Cotton yesterday settled down by -2.95% at 31930 after USDA projected higher year-end stocks and a decline in exports amid a slowdown in consumption. However downside seen limited as crops remain threatened due to adverse weather conditions and pest attacks in major growing regions. Cotton output is expected to rebound from last years’ experience of unseasonal rain affecting the crop. Production this year is seen at 341.9 lakh bales (170 kg) against 312.03 lakh bales last year. WASDE report said world trade is projected to be nearly 1 million bales lower from September, with declines in imports by China, Pakistan, Mexico, Turkey and Vietnam. The agency lowered its U.S. exports forecast by 100,000 bales to 12.5 million bales, while also cutting export estimates for Australia, Brazil, India, Benin, Cote d’Ivoire, Greece and Mexico. "In the 2022/23 world balance sheet this month, consumption is 3.0 million bales lower and ending stocks are 3.1 million bales higher," the USDA said. USDA said its estimates for 2022/23 U.S. cotton crop ending stocks are 100,000 bales higher from a year earlier, with production nearly unchanged at 13.8 million bales. In Gujarat, new cotton arrival increased, and daily arrival reached 6,000 bales of 170 kg. Ginning mills have started buying seed cotton with the advent of the auspicious festival of Navratri. However, spinning mills are cautious as they expect a downward trend in cotton prices during peak arrival. In spot market, Cotton dropped by -360 Rupees to end at 34300 Rupees.Technically market is under long liquidation as the market has witnessed a drop in open interest by -8.06% to settle at 559 while prices are down -970 rupees, now Cotton is getting support at 31570 and below same could see a test of 31200 levels, and resistance is now likely to be seen at 32490, a move above could see prices testing 33040.

Trading Ideas:
* Cotton trading range for the day is 31200-33040.
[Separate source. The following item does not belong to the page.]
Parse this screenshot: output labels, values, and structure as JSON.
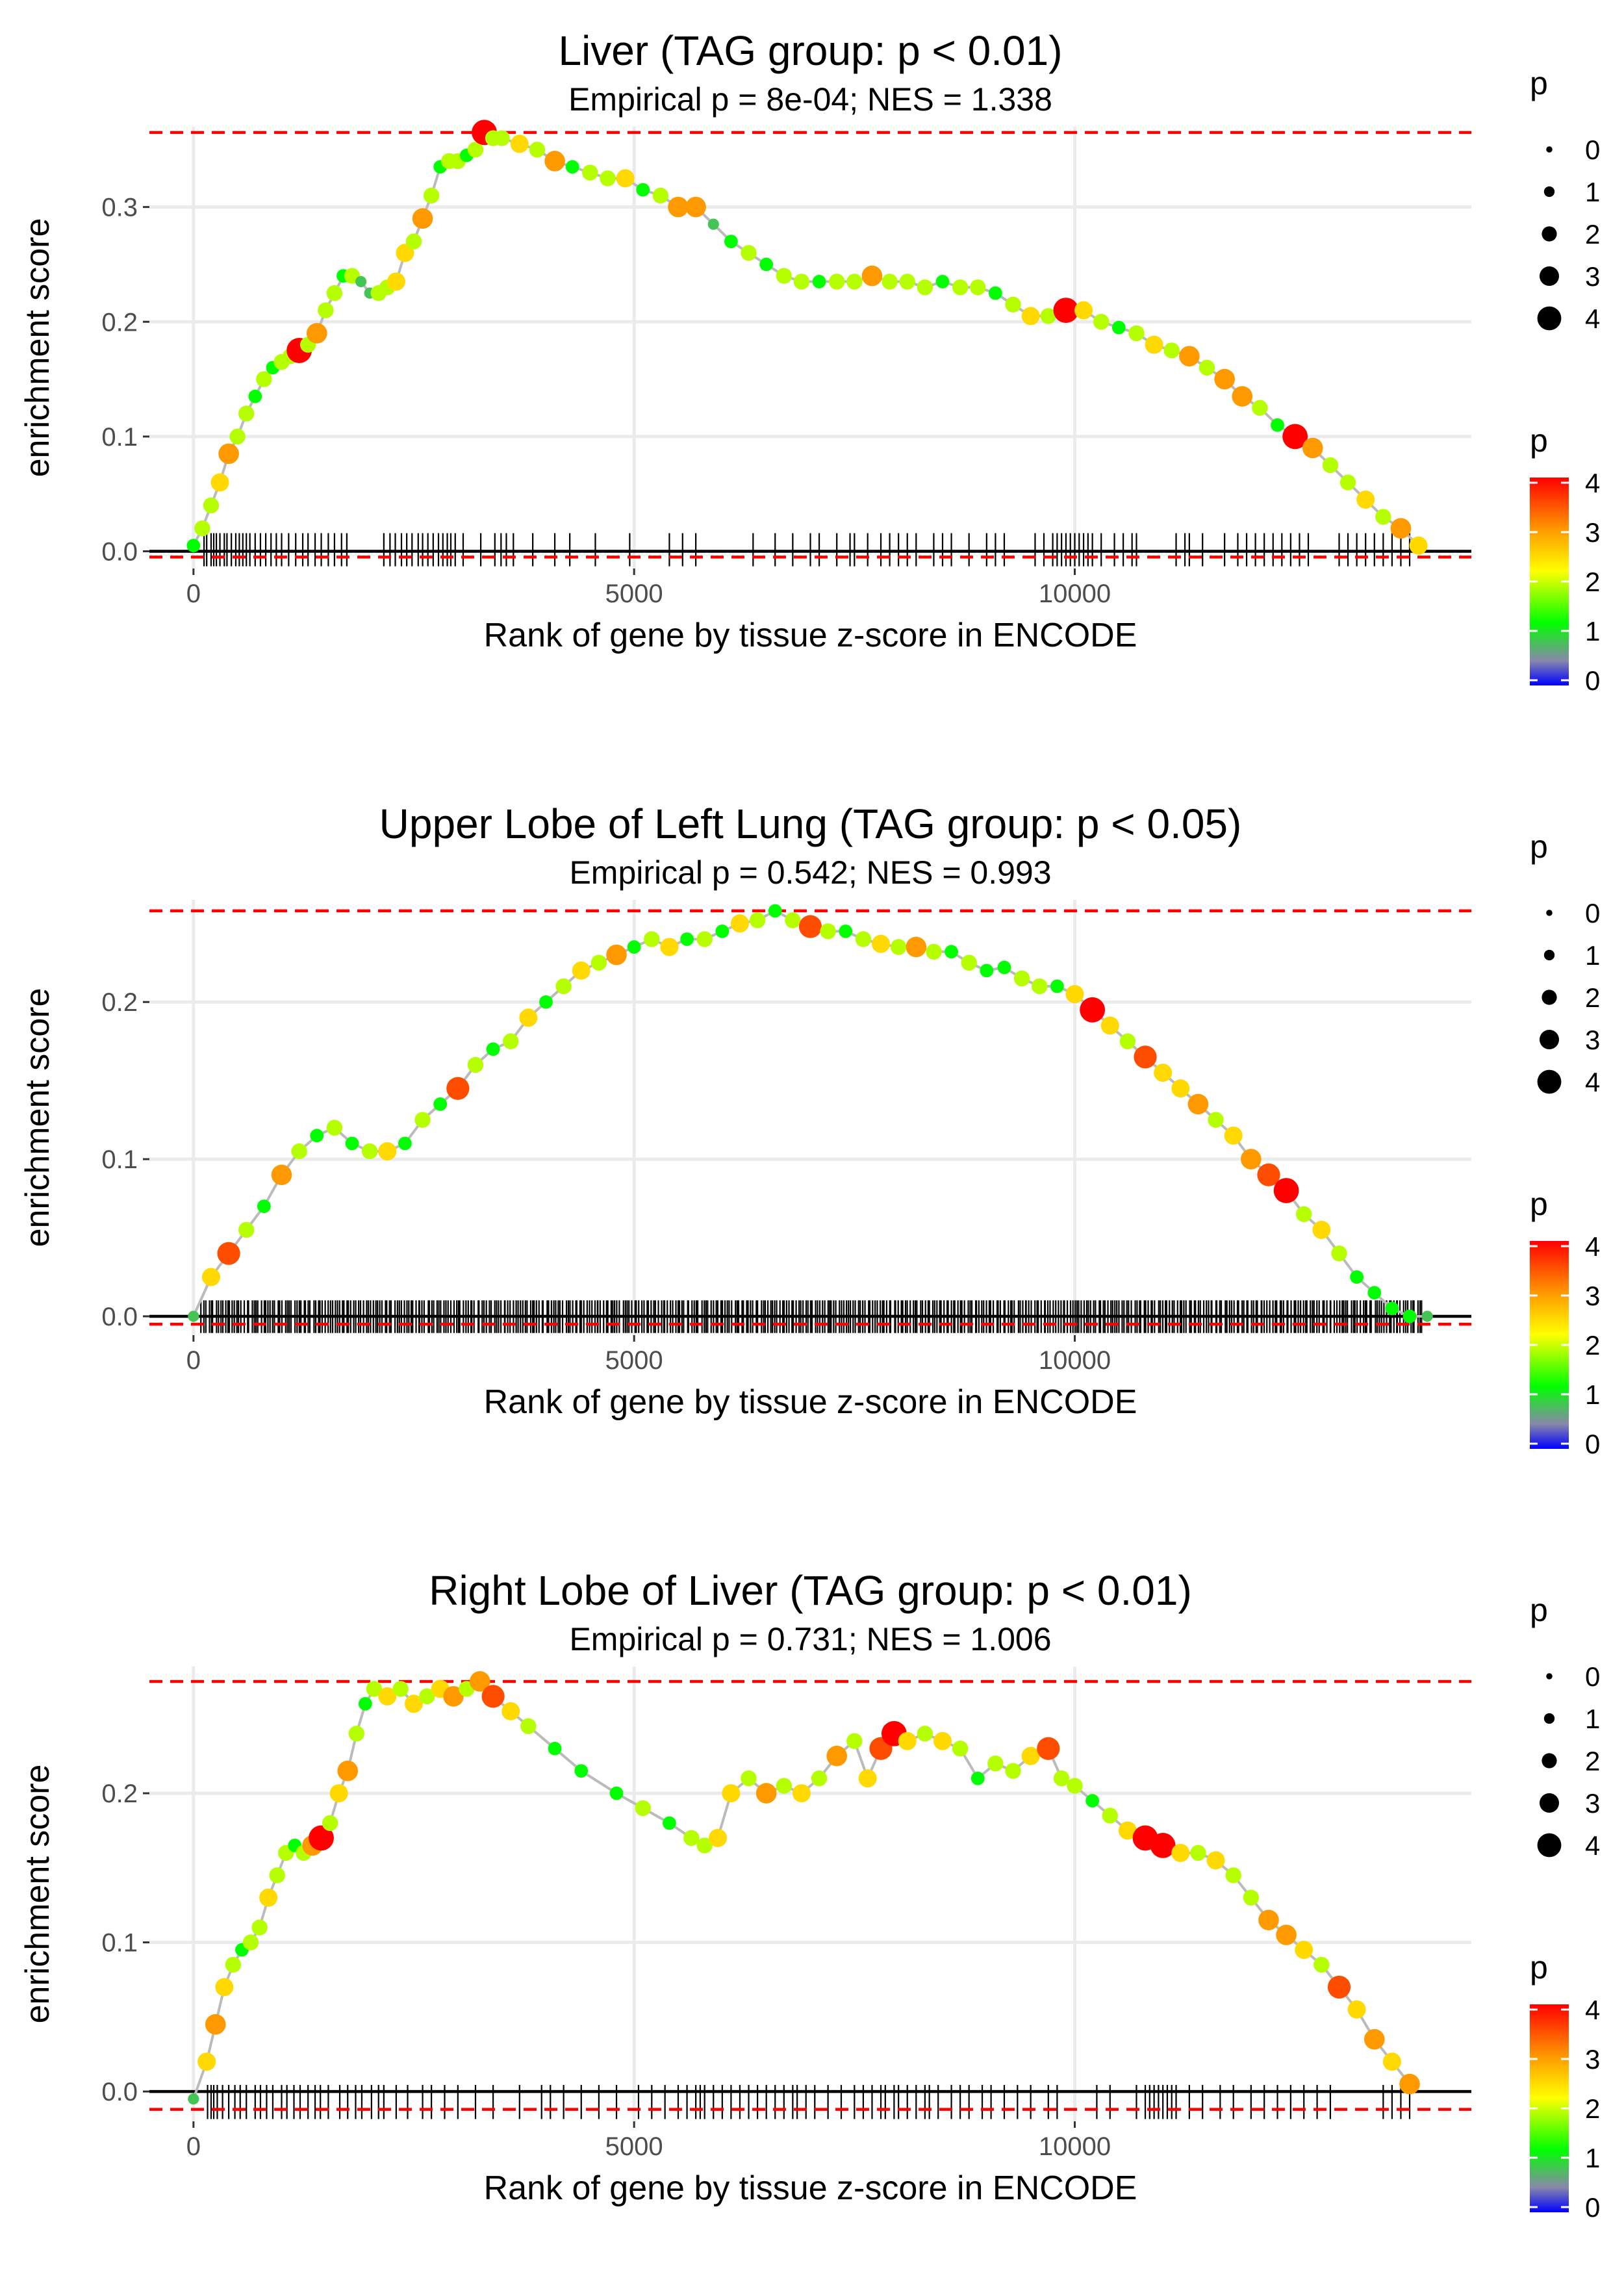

* Cotton slipped after USDA projected higher year-end stocks and a decline in exports amid a slowdown in consumption.
* WASDE report said world trade is projected to be nearly 1 million bales lower from September, with declines in imports by China, Pakistan, Mexico, Turkey and Vietnam.
* USDA said its estimates for 2022/23 U.S. cotton crop ending stocks are 100,000 bales higher from a year earlier
* In spot market, Cotton dropped  by -360 Rupees to end at 34300 Rupees.